We buy stainless steel appliances thinking it will last us a long time. When our refrigerators or stoves show signs of rust, we begin to wonder. Didn’t we choose stainless steel so it doesn’t rust? Hawaii’s high humidity can speed up the rusting process, BUT our weather is not the bad guy. Surprisingly - it’s the dirt, the grime...and improper maintenance.

With regular cleaning and proper care, you can preserve the life of your appliances. Fortunately, there are ways to remove rust and restore the health of your appliances. It’s better to start...before rust takes its course.

Solutions

Take a few important precautions before cleaning. Remember to read the labels behind products and follow the manufacturer’s instructions.

  • Use stainless steel cleaners that contain oxalic acid. That sounds harsh, but oxalic acid is an organic compound from plants. Simple Green makes a stainless steel cleaner with natural ingredients. Bar Keeper’s Friend Soft Cleanser is another product that’s safe to use.
  • Wipe or scrub in the direction of the grain to prevent scratching the surface. You may not see the grain lines on some appliances. One way to find out is by rubbing a soft cloth horizontally and vertically on the surface. You should feel a slight “pull” when you rub against the grain.

Avoid steel wool or steel brushes (try a toothbrush). Small iron particles get clogged in the surface and causes rust. Sponges and plastic scouring pads make good cleaning companions. Soft cloths are gentler on stainless steel. If you take pride in your appliances - go with a lint-free material like microfiber.

Remedies

  • Create a paste using 1 tsp. of baking soda and white vinegar. Apply the paste to the rusted area and let it sit for 2 to 3 minutes. Scrub the spot with a soft brush.
  • Saturate a cloth with white vinegar. Scrub the rust off in the direction of the grain. Wipe the surface with a wet cloth then dry with paper towel. Repeat the procedure if necessary.
  • Mix some baking soda and liquid dish detergent. Use a soft cloth with the mixture to rub the stain. After scrubbing, rinse the surface and use a dish towel or cloth to dry.
  • Sprinkle some salt to cover the rust. Squeeze lime over the salt until it is saturated. Allow the mixture to remain for 2 to 3 hours. Scrub the rust using the lime rind.
  • Make a paste using 1 tbsp. cream of tartar and a few drops of lemon juice. Smooth the paste onto the rust stain and scrub with a soft brush. Wipe off with a paper towel.
  • Pour some liquid detergent into a small bowl. Cut a potato in half. Dip the end into the detergent and rub the rusted area. Slice the top layer and re-apply the soap.
  • Soak tools, kitchen utensils, or other stainless steel items in a bucket or bowl of vinegar overnight. Scrubbing may not be necessary.

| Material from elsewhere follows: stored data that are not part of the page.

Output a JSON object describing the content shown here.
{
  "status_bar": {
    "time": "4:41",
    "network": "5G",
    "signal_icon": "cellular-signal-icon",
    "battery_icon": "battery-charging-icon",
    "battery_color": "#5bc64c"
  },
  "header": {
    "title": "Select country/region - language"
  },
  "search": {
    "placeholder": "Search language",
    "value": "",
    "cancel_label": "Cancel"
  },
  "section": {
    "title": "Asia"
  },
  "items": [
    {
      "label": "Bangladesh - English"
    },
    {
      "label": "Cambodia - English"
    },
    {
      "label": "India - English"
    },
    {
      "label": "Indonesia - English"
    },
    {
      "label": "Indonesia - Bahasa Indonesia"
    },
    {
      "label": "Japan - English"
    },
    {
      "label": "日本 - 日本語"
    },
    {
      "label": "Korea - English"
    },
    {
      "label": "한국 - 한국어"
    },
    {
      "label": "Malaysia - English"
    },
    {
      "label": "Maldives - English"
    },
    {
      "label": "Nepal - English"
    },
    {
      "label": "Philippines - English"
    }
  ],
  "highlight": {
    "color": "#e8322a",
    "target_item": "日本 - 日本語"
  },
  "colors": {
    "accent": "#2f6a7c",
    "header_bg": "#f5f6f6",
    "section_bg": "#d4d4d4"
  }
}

Want to know more about Stainless Steel?

Stainless steel appliances come with a protective layer made of chromium oxide. When the film breaks down, your appliances are prone to rust. Improper care can damage the protective layer. Oxygen and moisture attacks the exposed metal. The good part is that stainless steel self-heals. The protective layer quickly rebuilds itself with enough oxygen.

It’s good practice to regularly wipe down stainless steel with warm water and liquid detergent or a mild cleaner. Apply a coat of wax afterwards to protect the surface. Use a product specifically designed for stainless steel. Gel-Gloss Stainless Steel & Appliance Cleaner is a one-step product that cleans, protects, and shines.

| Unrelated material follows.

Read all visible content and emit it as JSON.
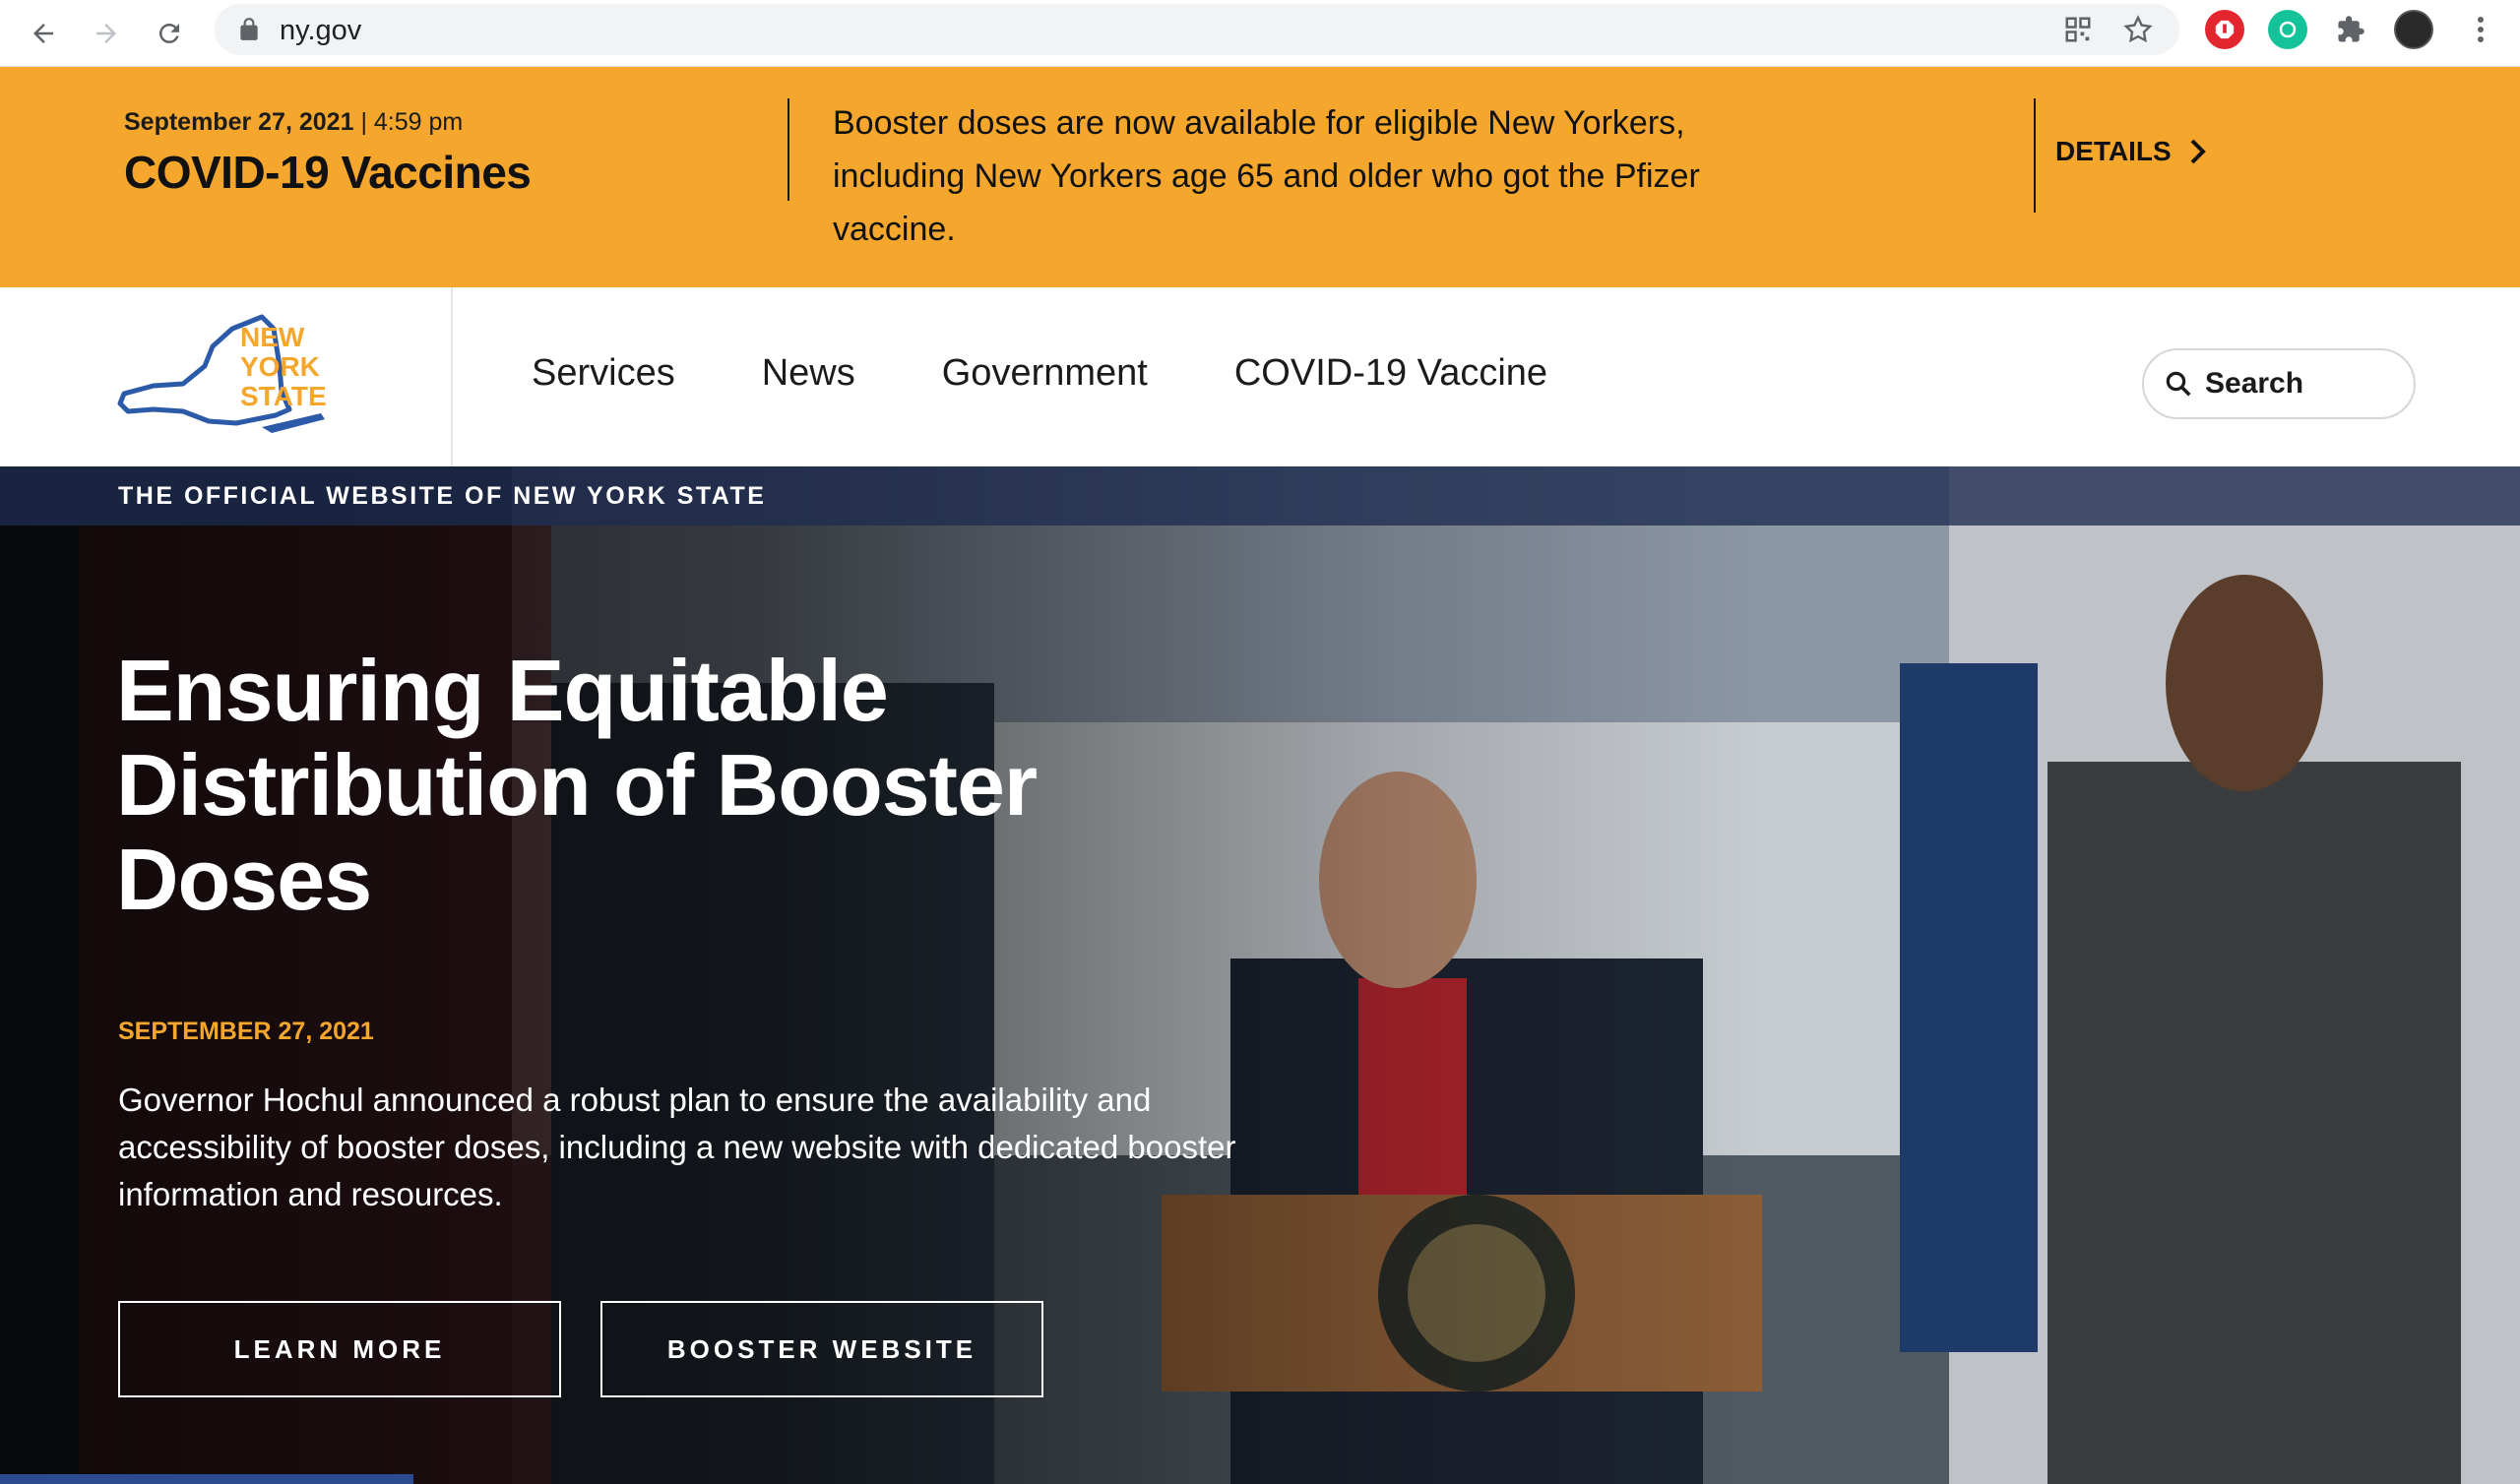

Avoid water and other liquids in direct contact with your appliances. Moisture accelerates the rusting process. Hang only dry dish towels on your refrigerator, stove, or dishwasher. Thoroughly dry your stainless steel knives, cookware, and sinks with a soft cloth.

If you’re salting water in a stainless steel pot, throw in the salt when the water boils. Salt will cause pots to rust if the water is cold.

This blog is one of my shortest. However, the content contains all useful information. If you don’t own any stainless steel appliances, I am sure you have something in your kitchen made of stainless steel. I hope this blog helped you bring back the sparkle - or gave you a new insight.